All’azione di annullamento del contratto per errore troveranno dunque applicazione i principi generali tante volte affermati dalla Corte di Cassazione con riferimento a contratti diversi da quello di assicurazione, e cioè che è onere di chi chiede l’annullamento del contratto dimostrare sia di essere caduto in errore, sia che l’errore era essenziale, sia che l’errore poteva essere riconosciuto dalla controparte (ex multis, Cass. civ., sez. lav., 09-03-2011, n. 5552; Cass. civ., sez. II, 13-03-2006, n. 5429; Cass. civ., sez. III, 08-06-2004, n. 10815; Cass. civ., sez.

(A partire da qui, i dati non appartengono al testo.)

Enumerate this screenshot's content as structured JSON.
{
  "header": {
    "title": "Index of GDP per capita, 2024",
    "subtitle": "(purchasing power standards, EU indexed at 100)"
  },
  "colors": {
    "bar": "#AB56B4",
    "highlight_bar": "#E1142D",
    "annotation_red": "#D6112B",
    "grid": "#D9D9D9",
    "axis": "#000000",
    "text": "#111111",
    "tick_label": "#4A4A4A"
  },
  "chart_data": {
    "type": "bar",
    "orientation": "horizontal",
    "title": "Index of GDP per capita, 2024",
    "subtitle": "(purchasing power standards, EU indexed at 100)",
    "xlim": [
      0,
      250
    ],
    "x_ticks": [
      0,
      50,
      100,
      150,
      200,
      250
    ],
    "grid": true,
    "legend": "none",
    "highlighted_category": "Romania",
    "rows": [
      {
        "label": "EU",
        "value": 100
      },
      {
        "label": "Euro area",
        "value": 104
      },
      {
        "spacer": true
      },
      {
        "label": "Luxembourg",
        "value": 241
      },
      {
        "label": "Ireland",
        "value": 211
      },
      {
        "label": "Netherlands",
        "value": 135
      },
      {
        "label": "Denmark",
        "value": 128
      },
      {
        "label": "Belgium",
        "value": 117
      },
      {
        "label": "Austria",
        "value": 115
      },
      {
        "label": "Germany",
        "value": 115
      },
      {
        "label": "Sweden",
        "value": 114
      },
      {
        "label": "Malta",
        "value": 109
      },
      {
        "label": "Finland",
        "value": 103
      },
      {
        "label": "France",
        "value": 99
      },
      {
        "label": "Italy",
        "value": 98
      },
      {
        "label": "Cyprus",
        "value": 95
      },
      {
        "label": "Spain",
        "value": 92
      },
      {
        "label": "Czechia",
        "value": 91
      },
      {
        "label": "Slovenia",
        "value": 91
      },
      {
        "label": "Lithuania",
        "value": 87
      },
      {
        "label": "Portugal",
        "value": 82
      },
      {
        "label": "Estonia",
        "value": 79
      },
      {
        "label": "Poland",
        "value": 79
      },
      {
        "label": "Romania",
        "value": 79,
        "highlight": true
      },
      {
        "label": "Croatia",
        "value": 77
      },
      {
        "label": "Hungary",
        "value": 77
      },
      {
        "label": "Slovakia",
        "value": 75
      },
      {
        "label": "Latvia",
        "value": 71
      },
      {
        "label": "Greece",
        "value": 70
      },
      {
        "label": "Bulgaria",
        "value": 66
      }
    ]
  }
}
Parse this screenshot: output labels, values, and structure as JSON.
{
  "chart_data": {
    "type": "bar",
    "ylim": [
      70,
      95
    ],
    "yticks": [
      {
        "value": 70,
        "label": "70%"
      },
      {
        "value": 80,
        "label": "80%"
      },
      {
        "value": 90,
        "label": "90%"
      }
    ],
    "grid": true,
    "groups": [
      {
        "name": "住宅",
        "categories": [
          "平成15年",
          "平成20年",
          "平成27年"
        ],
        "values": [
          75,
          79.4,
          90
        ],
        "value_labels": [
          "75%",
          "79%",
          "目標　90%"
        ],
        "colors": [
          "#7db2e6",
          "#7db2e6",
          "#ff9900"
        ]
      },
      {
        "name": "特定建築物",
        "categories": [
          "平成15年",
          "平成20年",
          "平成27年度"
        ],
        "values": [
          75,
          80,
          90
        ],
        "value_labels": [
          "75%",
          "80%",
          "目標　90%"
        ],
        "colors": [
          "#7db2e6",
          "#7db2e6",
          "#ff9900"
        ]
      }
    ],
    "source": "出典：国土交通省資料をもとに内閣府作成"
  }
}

II, 19-08- 1998, n. 8201).

Secondo tutte le decisioni appena ricordate, “la parte che deduce di essere incorsa in un errore di fatto sulla natura di un contratto e ne chiede l’annullamento deve indicare quale altro contratto intendeva concludere, mentre per l’errore sull’oggetto deve dimostrare che l’errore cade sull’identità di esso; essa inoltre ha l’onere di dimostrare l’essenzialità dell’errore e la sua riconoscibilità dalla controparte con l’uso dell’ordinaria diligenza”.

3.2. Applicando questi princìpi la S.C. ha confermato la decisione di merito che aveva rigettato la pretesa attorea, sul presupposto che l’assicurato:

a) non aveva provato di avere espressamente richiesto la stipula di un contratto che lo mettesse al riparo dal rischio di pignoramento delle somme investite;

b) non aveva provato che il suo errore fosse conosciuto o conoscibile dall’intermediario;

c) la mera circostanza che all’assicurato fosse stato consegnato un prospetto nel quale si garantiva l’impignorabilità, in assenza delle prove sub (a) e (b), era irrilevante.

Tutto chiarito, dunque? Ahimé, no.

Se infatti la Corte ha chiarito che l’art. 178 cod. ass. non s’applica alle azioni di annullamento (sospiro di sollievo per gli intermediari), molti altri problemi restano sul tappeto, irrisolti.

4. E lazione di danni?

Immaginiamo che il nostro assicurato, invece di chiedere l’annullamento del contratto (scelta improvvida, per quanto si dirà), avesse deciso di chiedere solo il risarcimento del danno da inadempimento dell’obbligo informativo. Gli sarebbe andata meglio? Probabilmente sì.

L’intermediario (tanto assicurativo quanto finanziario) è infatti legato da un contratto all’assicurato (o almeno lo era nel caso di specie, trattandosi di una banca); fornire alrisparmiatore una completa informazione è un obbligo di fonte legale; la violazione dell’obbligo informativo legittima l’assicurato a domandare il risarcimento del danno.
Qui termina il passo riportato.